Tick season will be starting up again soon and with it the risk of Lyme Disease. The first report of horses carrying antibodies to the organism causing Lyme Disease, Borrelia burgdorferi, appeared in the scientific literature 35 years ago. Skepticism abounded regarding Lyme Disease (LD) actually existing in horses (antibodies only confirm exposure, not infection or disease) and continues to some extent today.
The disease is spread by the bite of infected Ixodes/hard-shelled ticks. In people, the first symptom is often a rash that expands around the bite site and resembles a bull’s eye target. This has not been observed in horses. Fever, fatigue and body aches may occur or there may be no other signs. Treatment at this stage can be curative.
Untreated infections can progress to more serious problems as the organism migrates to tissues other than the skin. It has an affinity for the joints and nervous system. It may also attack the eyes or heart.
LD is most frequently suspected in horses which show unexplained lameness/arthritis and stiffness that shifts in locations. This is the most common symptom of late LD in people. However, in horses these cases are often poorly documented as having been definitely caused by B. burgdorferi. A particular severe form of laminitis has also been suspected to be caused by LD and it may invade tendon sheaths.
There are more confirmed cases of LD involving the eyes (uveitis) and nervous system (neuroborreliosis) in horses. A skin condition, cutaneous pseudolymphoma, has been found in infected horses.
Diagnostic efforts usually involve blood tests for antibodies. Problems with this include cross-reaction with other infections in some assays, trouble differentiating between active infection versus past exposure, and false positives from vaccination. One of the best tests for sorting through these issues is the Lyme Multiplex https://www.vet.cornell.edu/animal-health-diagnostic-center/testing/protocols/lyme-multiplex-horses .
The organism is a bacterium of the spirochete type and treatment is with antibiotics. Unfortunately, by the time a horse is diagnosed they are in the advanced disseminated phase when actual cure is extremely difficult and even when remission of signs is achieved the horse may need to be treated again in the future.
Researchers have been unable to experimentally induce LD in horses using deliberate exposure to infected ticks. Although the infection was successful, no clinical signs developed. This makes it very difficult to study the effectiveness of various antibiotics. However, in one trial of experimental infection, in treatment started 3 months after the start of the infection only 4 weeks of intravenous tetracycline was successful in eliminating the organism. Half of the test ponies treated with intramuscular ceftiofur and 25% of those treated with oral doxycycline also cleared the infection.
Four weeks of intravenous treatment is both impractical and prohibitively expensive for most owners. Unless dealing with a serious neurological case, most practitioners rely on treatment with oral doxycycline or minocycline which is usually well tolerated. Some will start with a few days to a week of the intravenous tetracycline. Response is typically good although, as above, it may need to be repeated in the future.
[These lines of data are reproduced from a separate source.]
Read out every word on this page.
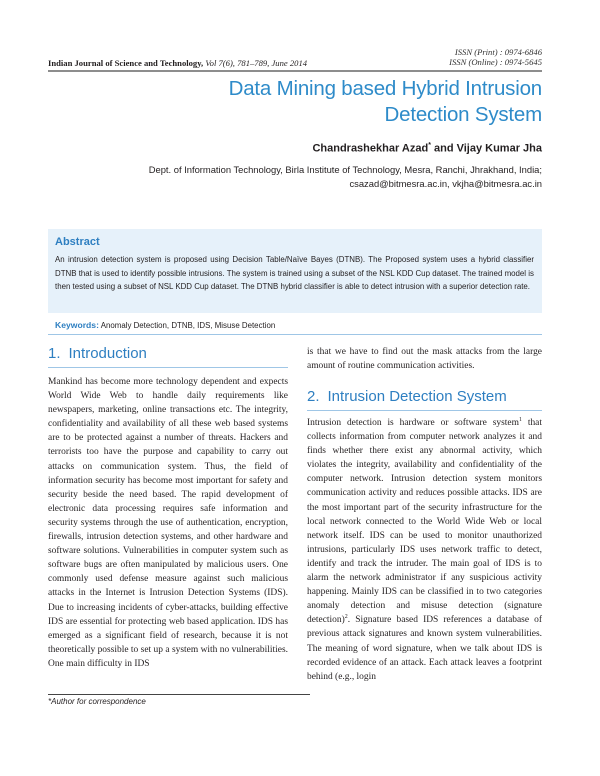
ISSN (Print) : 0974-6846
ISSN (Online) : 0974-5645
Indian Journal of Science and Technology, Vol 7(6), 781–789, June 2014
Data Mining based Hybrid Intrusion
Detection System
Chandrashekhar Azad* and Vijay Kumar Jha
Dept. of Information Technology, Birla Institute of Technology, Mesra, Ranchi, Jhrakhand, India;
csazad@bitmesra.ac.in, vkjha@bitmesra.ac.in
Abstract

An intrusion detection system is proposed using Decision Table/Naïve Bayes (DTNB). The Proposed system uses a hybrid classifier DTNB that is used to identify possible intrusions. The system is trained using a subset of the NSL KDD Cup dataset. The trained model is then tested using a subset of NSL KDD Cup dataset. The DTNB hybrid classifier is able to detect intrusion with a superior detection rate.

Keywords: Anomaly Detection, DTNB, IDS, Misuse Detection
1. Introduction
Mankind has become more technology dependent and expects World Wide Web to handle daily requirements like newspapers, marketing, online transactions etc. The integrity, confidentiality and availability of all these web based systems are to be protected against a number of threats. Hackers and terrorists too have the purpose and capability to carry out attacks on communication system. Thus, the field of information security has become most important for safety and security beside the need based. The rapid development of electronic data processing requires safe information and security systems through the use of authentication, encryption, firewalls, intrusion detection systems, and other hardware and software solutions. Vulnerabilities in computer system such as software bugs are often manipulated by malicious users. One commonly used defense measure against such malicious attacks in the Internet is Intrusion Detection Systems (IDS). Due to increasing incidents of cyber-attacks, building effective IDS are essential for protecting web based application. IDS has emerged as a significant field of research, because it is not theoretically possible to set up a system with no vulnerabilities. One main difficulty in IDS
is that we have to find out the mask attacks from the large amount of routine communication activities.
2. Intrusion Detection System
Intrusion detection is hardware or software system$^1$ that collects information from computer network analyzes it and finds whether there exist any abnormal activity, which violates the integrity, availability and confidentiality of the computer network. Intrusion detection system monitors communication activity and reduces possible attacks. IDS are the most important part of the security infrastructure for the local network connected to the World Wide Web or local network itself. IDS can be used to monitor unauthorized intrusions, particularly IDS uses network traffic to detect, identify and track the intruder. The main goal of IDS is to alarm the network administrator if any suspicious activity happening. Mainly IDS can be classified in to two categories anomaly detection and misuse detection (signature detection)$^2$. Signature based IDS references a database of previous attack signatures and known system vulnerabilities. The meaning of word signature, when we talk about IDS is recorded evidence of an attack. Each attack leaves a footprint behind (e.g., login
*Author for correspondence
Protective measures include keeping your horse’s environment closely mowed and free of brush. Use tick repellant chemicals especially when venturing into areas that may harbor ticks. Permethrin is best and also an excellent fly repellant. There are no equine LD vaccines. Veterinarians may use canine vaccines in horses but the protection has not been carefully evaluated. A typical course for best antibody levels is a 2 injection initial series with boosters at 6 month intervals. The Multiplex assay can be used to monitor vaccine titers.
Lyme is a complex disease with potentially serious consequences. Speak with your veterinarian about the best program for protection and monitoring in your area.